Type I spicules are mainly observed in active regions and show rise and fall behavior.

Properties of Type II spicules align with Rapid Blueshifted Events, suggesting a common nature.

Abstract

Understanding the dynamic solar chromosphere is fundamental in solar physics. Spicules are an important feature of the chromosphere, connecting the photosphere to the corona, potentially mediating the transfer of energy and mass. The aim of this work is to study the properties of spicules over different regions of the sun. Our goal is to investigate if there is more than one type of spicules, and how spicules behave in the quiet sun, coronal holes, and active regions. We make use of high-cadence and high-spatial resolution Ca II H observations taken by Hinode/SOT. Making use of a semi-automated detection algorithm, we self-consistently track and measure the properties of 519 spicules over different regions. We find clear evidence of two types of spicules.
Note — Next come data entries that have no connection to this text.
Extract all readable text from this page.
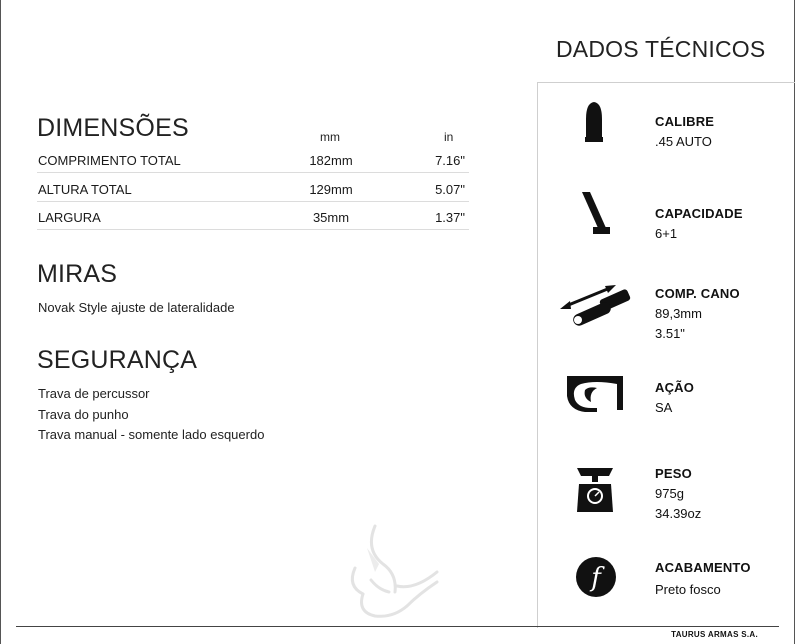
DADOS TÉCNICOS
CALIBRE
.45 AUTO
CAPACIDADE
6+1
COMP. CANO
89,3mm
3.51"
AÇÃO
SA
PESO
975g
34.39oz
f	ACABAMENTO
Preto fosco
DIMENSÕES	mm	in
COMPRIMENTO TOTAL	182mm	7.16"
ALTURA TOTAL	129mm	5.07"
LARGURA	35mm	1.37"
MIRAS
Novak Style ajuste de lateralidade
SEGURANÇA
Trava de percussor
Trava do punho
Trava manual - somente lado esquerdo
TAURUS ARMAS S.A.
Type I spicules show a rise and fall and have typical lifetimes of 150-400 s and maximum ascending velocities of 15-40 km/s, while type II spicules have shorter lifetimes of 50-150 s, faster velocities of 30-110 km/s, and are not seen to fall down, but rather fade at around their maximum length. Type II spicules are the most common, seen in quiet sun and coronal holes. Type I spicules are seen mostly in active regions. There are regional differences between quiet sun and coronal hole spicules, likely attributable to the different field configurations. The properties of type II spicules are consistent with published results of Rapid Blueshifted Events (RBEs), supporting the hypothesis that RBEs are their disk counterparts. For type I spicules we find the relations between their properties to be consistent with a magnetoacoustic shock wave driver, and with dynamic fibrils as their disk counterpart. The driver of type II spicules remains unclear from limb observations.